“Quello che non so di lei” (D’après une histoire vraie), basato sul bestseller di Delphine De Vigan “Da una storia vera” è la storia di Delphine Dayrieux, una scrittrice che dopo il grande successo del suo ultimo libro, una sorta di autobiografia che ripercorre i diversi drammi legati alla sua famiglia, ha un pesante blocco creativo.

I figli lontani, un compagno sempre impegnato, la fama opprimente e delle lettere anonime che la accusano di essersi arricchita sulle disgrazie dei suoi cari, portano Delphine a legarsi a Lei, una donna sicura e affascinante che con modi pacati e sinceri conquista la sua fiducia. Lei sa ascoltare e riesce ad essere più che una buona amica per Delphine, che decide di affidarle il potere di gestire la sua agenda e i suoi contatti in questo momento di crisi.

Un rapporto che però diventerà progressivamente una sorta di morboso legame tra due donne molto sole, entrambe scrittrici e amanti del buon vino, ma ognuna con un diverso approccio alla vita; ambiziosa e organizzata Lei, emotiva e distratta Delphine. Tuttavia, questa nuova conoscenza s’introdurrà nella sua vita sempre più, fino a risucchiare Delphine in un vortice diviso tra folle ossessione e una crescente violenza psicologica.

Ed è qui che sorge la fatidica domanda: Chi è Lei? E cosa vuole da Delphine?

Polanski firma una pellicola che, come la maggior parte delle sue opere, non delude. Sembra essere una sorta di ripresa di temi già da lui stesso affrontati, ma con un’ originalità sempre vincente.

La storia, infatti sembra riportarci ad una trama che possiamo definire “già sentita” o che si lega a molti riferimenti come “Misery non deve morire” di Stephen King, il cult di Fincher “Fight Club” o situazioni che ricordano i soggetti del “L’uomo nell’ombra” e l’ansia sospesa di “Rosmary Baby” firmati dallo stesso Polanski. Tuttavia, una volta finito il film, la sensazione di banalità che sembrerà tenervi la mano per tutto il film lascerà spazio al quesito e alla voglia di dare una spiegazione a quella vertiginosa relazione tra una donna sull’orlo del precipizio e quella che sembra essere un’ancora di salvezza e allo stesso tempo il boia pronto a tendere il colpo di grazia. Ricollegare il tutto alla coppia cult Norton-Pitt sembra semplice, ma è lì che sta il colpo da maestro di Polanski che riprende un genere ampiamente trattato con un nuova ambiguità e una nuova analisi sul doppio tra vero e finzione.
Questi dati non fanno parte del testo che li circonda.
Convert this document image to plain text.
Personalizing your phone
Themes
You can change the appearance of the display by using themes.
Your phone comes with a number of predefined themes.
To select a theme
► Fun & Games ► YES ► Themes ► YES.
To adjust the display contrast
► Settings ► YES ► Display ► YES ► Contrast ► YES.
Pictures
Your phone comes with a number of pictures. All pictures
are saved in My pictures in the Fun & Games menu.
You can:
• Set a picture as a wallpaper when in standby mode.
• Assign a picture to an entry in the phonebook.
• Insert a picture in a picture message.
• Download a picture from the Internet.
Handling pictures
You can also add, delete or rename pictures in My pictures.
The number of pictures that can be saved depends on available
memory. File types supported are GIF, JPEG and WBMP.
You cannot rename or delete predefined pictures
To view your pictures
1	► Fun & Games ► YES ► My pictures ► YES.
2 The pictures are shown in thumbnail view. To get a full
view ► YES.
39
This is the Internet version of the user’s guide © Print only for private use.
A dar vita a questo thriller psicologico è la “Venere in Pelliccia”, nonché moglie di Polanski Emmanuelle Seigner nel ruolo di Delphine e la magnetica Eva Green ( Miss Peregrine, Penny Dreadful ) che regala al film un’interpretazione elegante ed efficace.

Non passa inosservata la struttura teatrale che caratterizza i film di quello che è da sempre un allievo hitchockiano; la narrazione, come – in modo assolutamente sopraffino- vediamo in Carnage e nella Venere in Pelliccia, è limitata a pochi interpreti, due in questo caso che si presentano e si fanno conoscere al pubblico rendendoci ancora più intima e ‘vicina’ la storia. Il tutto è accompagnato dalle note dolci e ricche di suspance di Alexander Desplat, neovincitore di un Golden Globes per The Shape of Water e ora in corsa per l’ambita statuetta.

Il film, nelle sale italiane dall’1 Marzo, è stato premiato fuori concorso al Festival di Cannes 2017 riscontrando diverse critiche positive di pubblico e di critica.